Alphabet Inc. (Google) a annoncé samedi 31 mai 2025 son intention de faire appel d'une récente décision d'un tribunal fédéral américain qui proposait des solutions pour remédier à son prétendu monopole sur la recherche en ligne et les marchés publicitaires connexes.
Le juge de district américain Amit Mehta, à Washington, a entendu vendredi les plaidoiries finales lors du procès portant sur les mesures potentielles pour lutter contre la domination illégale présumée de Google dans ces domaines.
Google a publié un message indiquant qu'il attendrait la décision du tribunal. L'entreprise de moteurs de recherche reste néanmoins convaincue que le jugement initial était erroné et a manifesté son empressement à interjeter appel.
Le procès antitrust intenté à Google se complexifie à chaque nouvelle étape
En avril, un juge fédéral a statué que Google avait violé les lois antitrust sur deux marchés de technologies publicitaires en ligne aux États-Unis.
Au cours du procès, le juge de district américain Amit Mehta, à Washington, a entendu les plaidoiries finales portant sur la manière de lutter contre le monopole illégal de cette entreprise technologique dans la recherche et la publicité en ligne.
Le ministère de la Justice a fait valoir que l'entreprise devrait être obligée de vendre au moins son Google Ad Manager, y compris son serveur et sa plateforme d'échange de publicités pour éditeurs.
Par ailleurs, le ministère de la Justice et une coalition d'États ont exigé que Google partage ses données de recherche et mette fin à ses accords de plusieurs milliards de dollars avec Apple et d'autres fabricants de smartphones qui lui assurent sa position de moteur de recherche par défaut sur les nouveaux appareils.

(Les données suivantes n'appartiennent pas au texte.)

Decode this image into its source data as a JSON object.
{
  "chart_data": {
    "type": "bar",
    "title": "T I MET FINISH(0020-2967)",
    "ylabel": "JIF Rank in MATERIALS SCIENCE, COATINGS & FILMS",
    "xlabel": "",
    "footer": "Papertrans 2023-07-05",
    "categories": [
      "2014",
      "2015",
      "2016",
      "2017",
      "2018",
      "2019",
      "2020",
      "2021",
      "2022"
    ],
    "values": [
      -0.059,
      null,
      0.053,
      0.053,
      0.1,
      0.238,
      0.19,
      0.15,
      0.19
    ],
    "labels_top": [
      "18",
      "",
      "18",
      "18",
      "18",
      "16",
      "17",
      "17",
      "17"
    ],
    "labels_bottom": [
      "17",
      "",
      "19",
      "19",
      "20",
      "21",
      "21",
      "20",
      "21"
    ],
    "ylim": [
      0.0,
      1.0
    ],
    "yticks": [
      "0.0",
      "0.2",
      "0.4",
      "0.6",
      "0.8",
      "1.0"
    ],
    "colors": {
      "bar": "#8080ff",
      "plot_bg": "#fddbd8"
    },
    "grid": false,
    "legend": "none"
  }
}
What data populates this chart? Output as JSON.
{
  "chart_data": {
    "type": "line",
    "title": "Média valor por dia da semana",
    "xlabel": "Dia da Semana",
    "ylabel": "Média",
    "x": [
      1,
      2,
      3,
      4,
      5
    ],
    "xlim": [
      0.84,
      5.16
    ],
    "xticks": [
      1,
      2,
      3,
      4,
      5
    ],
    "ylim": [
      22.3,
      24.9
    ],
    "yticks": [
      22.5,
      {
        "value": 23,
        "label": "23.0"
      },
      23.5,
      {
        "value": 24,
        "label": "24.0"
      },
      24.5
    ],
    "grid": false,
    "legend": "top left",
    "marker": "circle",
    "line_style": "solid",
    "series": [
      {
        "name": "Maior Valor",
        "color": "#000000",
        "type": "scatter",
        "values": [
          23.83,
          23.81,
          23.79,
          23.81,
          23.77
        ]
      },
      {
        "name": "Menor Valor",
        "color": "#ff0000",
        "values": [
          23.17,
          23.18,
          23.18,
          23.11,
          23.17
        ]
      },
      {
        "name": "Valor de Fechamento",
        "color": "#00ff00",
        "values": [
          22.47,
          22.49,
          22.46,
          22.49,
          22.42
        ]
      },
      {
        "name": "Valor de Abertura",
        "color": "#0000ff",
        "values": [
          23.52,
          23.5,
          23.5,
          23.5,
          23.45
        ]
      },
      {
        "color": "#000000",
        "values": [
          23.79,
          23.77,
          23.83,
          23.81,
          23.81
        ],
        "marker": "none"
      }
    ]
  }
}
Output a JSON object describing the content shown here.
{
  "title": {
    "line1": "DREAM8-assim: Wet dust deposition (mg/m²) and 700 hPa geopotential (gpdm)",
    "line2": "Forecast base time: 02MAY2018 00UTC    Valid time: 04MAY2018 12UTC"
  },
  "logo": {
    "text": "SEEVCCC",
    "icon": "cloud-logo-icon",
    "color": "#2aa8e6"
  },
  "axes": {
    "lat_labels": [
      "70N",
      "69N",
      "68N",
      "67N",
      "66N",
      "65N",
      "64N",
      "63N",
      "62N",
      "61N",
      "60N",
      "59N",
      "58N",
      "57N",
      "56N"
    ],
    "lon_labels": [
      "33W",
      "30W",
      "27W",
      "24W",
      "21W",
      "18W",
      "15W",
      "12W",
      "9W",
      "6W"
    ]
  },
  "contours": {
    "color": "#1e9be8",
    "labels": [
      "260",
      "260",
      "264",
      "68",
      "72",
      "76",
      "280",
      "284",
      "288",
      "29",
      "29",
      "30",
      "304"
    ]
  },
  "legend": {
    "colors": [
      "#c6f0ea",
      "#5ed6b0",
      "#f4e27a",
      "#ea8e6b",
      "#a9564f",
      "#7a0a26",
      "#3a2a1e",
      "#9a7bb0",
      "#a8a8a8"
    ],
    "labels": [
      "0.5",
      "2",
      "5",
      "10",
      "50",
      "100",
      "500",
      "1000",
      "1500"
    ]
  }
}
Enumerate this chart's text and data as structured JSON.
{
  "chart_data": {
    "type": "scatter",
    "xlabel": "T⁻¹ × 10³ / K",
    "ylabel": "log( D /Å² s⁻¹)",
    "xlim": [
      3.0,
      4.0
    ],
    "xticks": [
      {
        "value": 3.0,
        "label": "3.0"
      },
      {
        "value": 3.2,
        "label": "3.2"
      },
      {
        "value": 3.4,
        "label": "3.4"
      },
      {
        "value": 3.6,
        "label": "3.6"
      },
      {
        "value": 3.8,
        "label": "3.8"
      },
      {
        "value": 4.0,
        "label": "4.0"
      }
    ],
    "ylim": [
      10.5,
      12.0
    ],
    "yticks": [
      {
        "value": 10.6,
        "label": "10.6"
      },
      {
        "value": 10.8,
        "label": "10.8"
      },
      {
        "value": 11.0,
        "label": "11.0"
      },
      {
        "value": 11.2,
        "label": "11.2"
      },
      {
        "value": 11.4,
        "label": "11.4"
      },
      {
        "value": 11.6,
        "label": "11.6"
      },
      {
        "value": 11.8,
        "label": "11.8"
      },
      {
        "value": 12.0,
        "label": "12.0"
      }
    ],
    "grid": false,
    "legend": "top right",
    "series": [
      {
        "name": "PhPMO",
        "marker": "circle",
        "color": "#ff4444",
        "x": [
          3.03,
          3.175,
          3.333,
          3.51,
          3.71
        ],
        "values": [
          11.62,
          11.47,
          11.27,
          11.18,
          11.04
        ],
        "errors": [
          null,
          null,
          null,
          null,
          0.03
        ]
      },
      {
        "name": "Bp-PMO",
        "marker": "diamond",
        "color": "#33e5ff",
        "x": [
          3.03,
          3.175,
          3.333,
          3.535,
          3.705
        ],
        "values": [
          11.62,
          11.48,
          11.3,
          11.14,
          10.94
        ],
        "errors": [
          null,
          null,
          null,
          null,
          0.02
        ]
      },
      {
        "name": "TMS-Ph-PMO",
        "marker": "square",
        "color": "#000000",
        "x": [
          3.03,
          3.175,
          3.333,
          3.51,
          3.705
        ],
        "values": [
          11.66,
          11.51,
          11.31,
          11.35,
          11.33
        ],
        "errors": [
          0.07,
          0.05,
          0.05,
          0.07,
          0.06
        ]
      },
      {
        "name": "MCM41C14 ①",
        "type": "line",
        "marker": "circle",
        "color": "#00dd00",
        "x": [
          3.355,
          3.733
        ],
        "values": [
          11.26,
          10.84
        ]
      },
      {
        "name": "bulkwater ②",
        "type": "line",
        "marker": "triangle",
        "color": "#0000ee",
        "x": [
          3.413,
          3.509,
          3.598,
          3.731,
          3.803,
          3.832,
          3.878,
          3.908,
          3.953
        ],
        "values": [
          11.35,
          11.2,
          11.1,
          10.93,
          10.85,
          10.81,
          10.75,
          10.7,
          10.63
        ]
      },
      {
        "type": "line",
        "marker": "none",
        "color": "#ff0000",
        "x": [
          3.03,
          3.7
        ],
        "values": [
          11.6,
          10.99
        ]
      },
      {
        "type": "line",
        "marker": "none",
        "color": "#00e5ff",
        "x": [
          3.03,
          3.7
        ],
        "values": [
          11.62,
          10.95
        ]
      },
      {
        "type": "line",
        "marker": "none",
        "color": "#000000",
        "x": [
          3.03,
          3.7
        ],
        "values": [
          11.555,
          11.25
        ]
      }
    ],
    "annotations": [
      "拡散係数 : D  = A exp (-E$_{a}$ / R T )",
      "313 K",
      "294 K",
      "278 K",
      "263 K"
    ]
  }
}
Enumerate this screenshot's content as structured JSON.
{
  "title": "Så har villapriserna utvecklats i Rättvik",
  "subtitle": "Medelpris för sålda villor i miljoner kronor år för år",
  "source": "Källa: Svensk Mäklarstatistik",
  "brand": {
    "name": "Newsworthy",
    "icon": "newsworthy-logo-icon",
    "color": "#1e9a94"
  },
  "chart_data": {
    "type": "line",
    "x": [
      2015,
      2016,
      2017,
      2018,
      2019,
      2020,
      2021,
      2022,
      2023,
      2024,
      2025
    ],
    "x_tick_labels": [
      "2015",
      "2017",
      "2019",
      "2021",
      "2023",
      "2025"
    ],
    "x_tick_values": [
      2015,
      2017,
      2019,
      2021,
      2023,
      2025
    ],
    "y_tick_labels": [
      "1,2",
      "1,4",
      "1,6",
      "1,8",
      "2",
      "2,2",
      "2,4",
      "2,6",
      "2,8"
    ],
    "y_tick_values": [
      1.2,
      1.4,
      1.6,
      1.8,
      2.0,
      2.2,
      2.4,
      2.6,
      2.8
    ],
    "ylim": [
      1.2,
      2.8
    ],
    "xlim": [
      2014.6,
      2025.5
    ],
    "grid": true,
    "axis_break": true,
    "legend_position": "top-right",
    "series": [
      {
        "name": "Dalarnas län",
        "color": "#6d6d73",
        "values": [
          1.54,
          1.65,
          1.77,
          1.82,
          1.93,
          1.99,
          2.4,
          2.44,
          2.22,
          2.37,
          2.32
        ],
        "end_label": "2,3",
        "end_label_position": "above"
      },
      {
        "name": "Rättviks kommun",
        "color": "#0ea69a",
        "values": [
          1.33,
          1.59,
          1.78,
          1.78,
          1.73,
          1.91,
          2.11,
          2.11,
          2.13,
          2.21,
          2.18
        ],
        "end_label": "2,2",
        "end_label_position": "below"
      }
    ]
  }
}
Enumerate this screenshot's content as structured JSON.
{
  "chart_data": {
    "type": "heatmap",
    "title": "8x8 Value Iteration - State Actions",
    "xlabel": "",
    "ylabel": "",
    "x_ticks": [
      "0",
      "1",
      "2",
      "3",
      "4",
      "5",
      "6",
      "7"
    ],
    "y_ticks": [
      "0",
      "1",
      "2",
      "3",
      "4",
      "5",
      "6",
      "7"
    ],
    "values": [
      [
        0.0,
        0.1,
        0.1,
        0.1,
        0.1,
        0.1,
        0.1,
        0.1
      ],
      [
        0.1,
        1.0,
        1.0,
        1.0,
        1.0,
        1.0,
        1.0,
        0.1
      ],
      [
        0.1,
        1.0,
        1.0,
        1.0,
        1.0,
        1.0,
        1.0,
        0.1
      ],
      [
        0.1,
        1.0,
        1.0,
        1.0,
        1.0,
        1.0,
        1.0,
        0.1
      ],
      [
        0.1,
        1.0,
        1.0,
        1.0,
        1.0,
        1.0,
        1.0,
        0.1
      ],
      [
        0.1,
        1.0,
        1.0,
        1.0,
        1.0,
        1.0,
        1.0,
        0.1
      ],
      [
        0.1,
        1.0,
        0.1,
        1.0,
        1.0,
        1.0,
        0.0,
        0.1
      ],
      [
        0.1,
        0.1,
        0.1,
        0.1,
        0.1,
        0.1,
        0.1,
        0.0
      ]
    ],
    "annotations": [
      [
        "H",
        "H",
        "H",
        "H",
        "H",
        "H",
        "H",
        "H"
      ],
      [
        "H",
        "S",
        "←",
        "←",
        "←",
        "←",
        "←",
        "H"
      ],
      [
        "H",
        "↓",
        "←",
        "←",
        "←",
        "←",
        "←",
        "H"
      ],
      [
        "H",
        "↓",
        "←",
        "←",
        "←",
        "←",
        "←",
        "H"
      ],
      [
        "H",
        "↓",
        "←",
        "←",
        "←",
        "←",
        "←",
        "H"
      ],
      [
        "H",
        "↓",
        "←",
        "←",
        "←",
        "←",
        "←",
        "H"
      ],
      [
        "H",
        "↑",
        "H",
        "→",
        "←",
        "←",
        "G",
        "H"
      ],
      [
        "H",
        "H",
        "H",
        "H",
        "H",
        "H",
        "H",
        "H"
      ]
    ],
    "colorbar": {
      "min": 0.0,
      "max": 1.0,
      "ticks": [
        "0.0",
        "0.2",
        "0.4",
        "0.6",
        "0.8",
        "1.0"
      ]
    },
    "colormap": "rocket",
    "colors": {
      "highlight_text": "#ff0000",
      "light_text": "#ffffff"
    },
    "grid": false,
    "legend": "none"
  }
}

John Schmidtlein, avocat de Google, a tenté de défendre l'entreprise. Il a expliqué que même si l'IA générative transforme le fonctionnement de la recherche, la firme technologique s'est attaquée aux problèmes de concurrence dans le domaine de l'IA.
Schmidtlein a déclaré que l'entreprise avait cessé de conclure des accords d'exclusivité avec les opérateurs de téléphonie mobile et les fabricants de smartphones, comme Samsungtron. Selon lui, ce changement permet à ces entreprises d'installer des applications de recherche et d'intelligence artificielle concurrentes sur leurs nouveaux appareils.
Cependant, malgré ces assurances, les autorités de la concurrence restent préoccupées par le fait que la domination de Google sur les résultats de recherche lui confère un avantage concurrentiel dans les produits tels que Gemini — et que cette influence fonctionne dans les deux sens.
Le juge Mehta s'intéresse désormais à l'intelligence artificielle
L'an dernier, le juge Mehta a conclu que Google avait enfreint les lois antitrust pour maintenir son monopole sur la recherche et a porté son attention sur l'intelligence artificielle, qui, selon de nombreux acteurs du secteur technologique, va bouleverser la recherche.
Étant donné que les produits d'IA transforment déjà le secteur technologique, le juge a indiqué qu'il se demandait si ces propositions pourraient inciter un nouveau concurrent à se lancer et à créer un moteur de recherche généraliste.
Il a ensuite demandé au gouvernement s'il pensait qu'un nouveau moteur de recherche, semblable à ceux existants, pourrait voir le jour. Le gouvernement a répondu que les produits d'intelligence artificielle étaient essentiels à l'avenir de la recherche en ligne.
Suite à cela, les analystes prévoient que la décision du juge Mehta pourrait remodeler une entreprise devenue synonyme de recherche en ligne, à une époque où le pouvoir est considérable dans le monde des affaires. Google est en concurrence avec d'autres entreprises technologiques, comme Microsoft, Meta et la start-up OpenAI, pour inciter les consommateurs à utiliser des outils d'intelligence artificielle générative capables de fournir des réponses quasi humaines aux requêtes.
Toutefois, la décision du juge Mehta pourrait entraver les efforts de Google pour créer sa propre IA et donner un avantage à ses concurrents qui rivalisent pour développer leurs propres outils de recherche basés sur l'IA.